Clarke era rinsavita, la collera e il rancore verso di lei si era attenuata e adesso il rapporto era buono tra i terrestri e il popolo del cielo.
Il gruppo non trovò ancora un luogo per stabilirsi, nonostante avesse girato gran parte del territorio non terrestre, ma nessuno voleva fare del male a nessuno o togliere gli averi a una o più famiglie, per cui ogni volta che giunsero in un villaggio, avevano proseguito. Speravano che questa volta potesse andare diversamente, che gli abitanti potessero essere più gentili e ospitali, ovvero ciò che non erano stati gli altri con cui avevano avuto già a che fare.

Clarke teneva segretamente e gelosamente una lettera per la sua amata, scritta in preda ai sensi di colpa e alla tristezza. Nessuno sapeva della sua esistenza, né sua madre, né i suoi amici, tanto meno i terrestri, che per i primi giorni, desideravano ucciderla.
Quel foglio era pieno di sentimenti, emozioni, positivi e negativi, che si contrastavano, che esprimevano vagamente ciò che in quel momento stava provando. Conteneva desideri, speranze e sogni che aveva, che voleva che si avverassero, ma purtroppo c'erano anche delusioni e rimpianti che la tormentavano e che desiderava che sparissero per sempre.
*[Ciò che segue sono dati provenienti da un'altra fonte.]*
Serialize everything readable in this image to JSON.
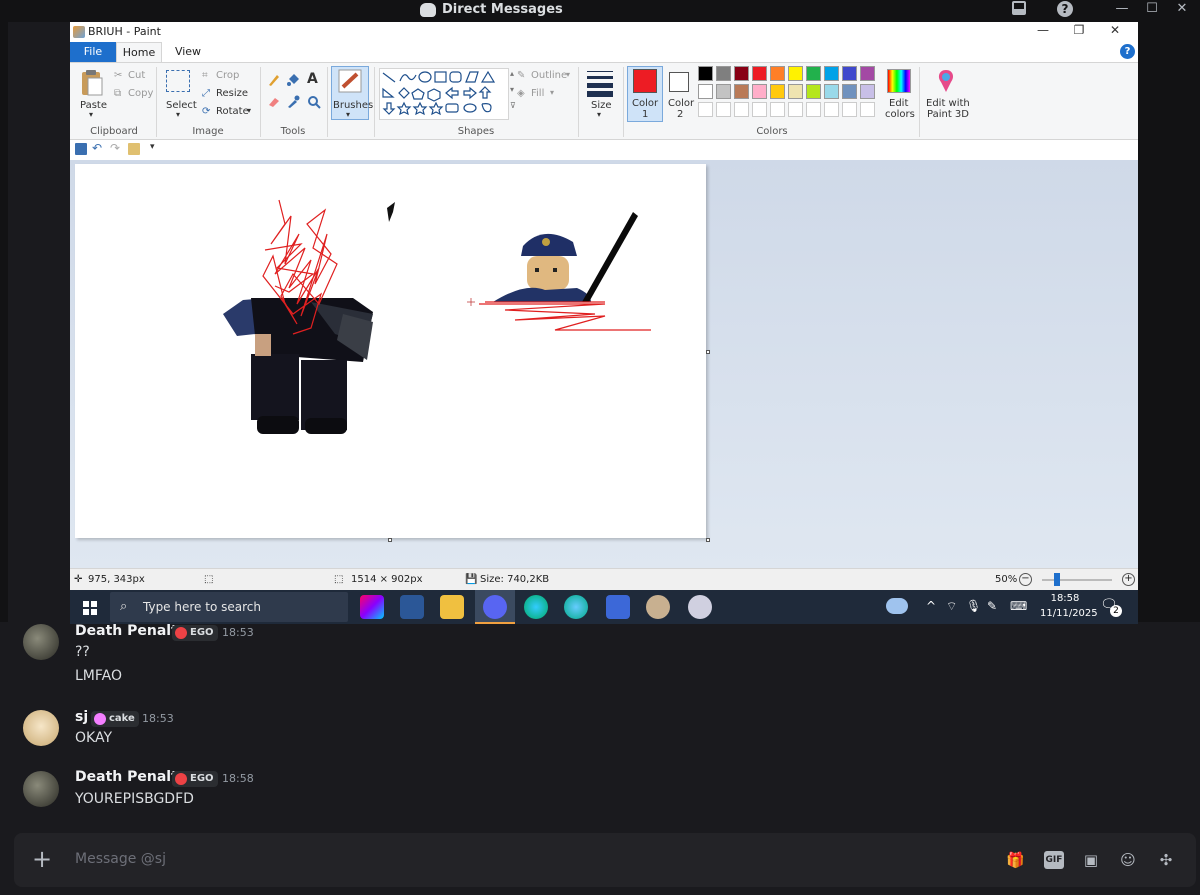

Una lettera impregnata di lacrime e di dolore, rabbia e tormento, un pezzo di carta che significava tutto e niente, tutto per lei e niente per gli altri.
La custodiva attentamente nel suo zaino, in mezzo ai suoi vestiti, dove nessuno avrebbe messo mano, dove tutti avrebbero ignorato.
Non avrebbe mai permesso che qualcun altro oltre a lei, potesse leggerlo, non perché se ne vergognava ma per il solo fatto che avesse contenuti privati, informazioni che dovevano stare tra lei e Lexa.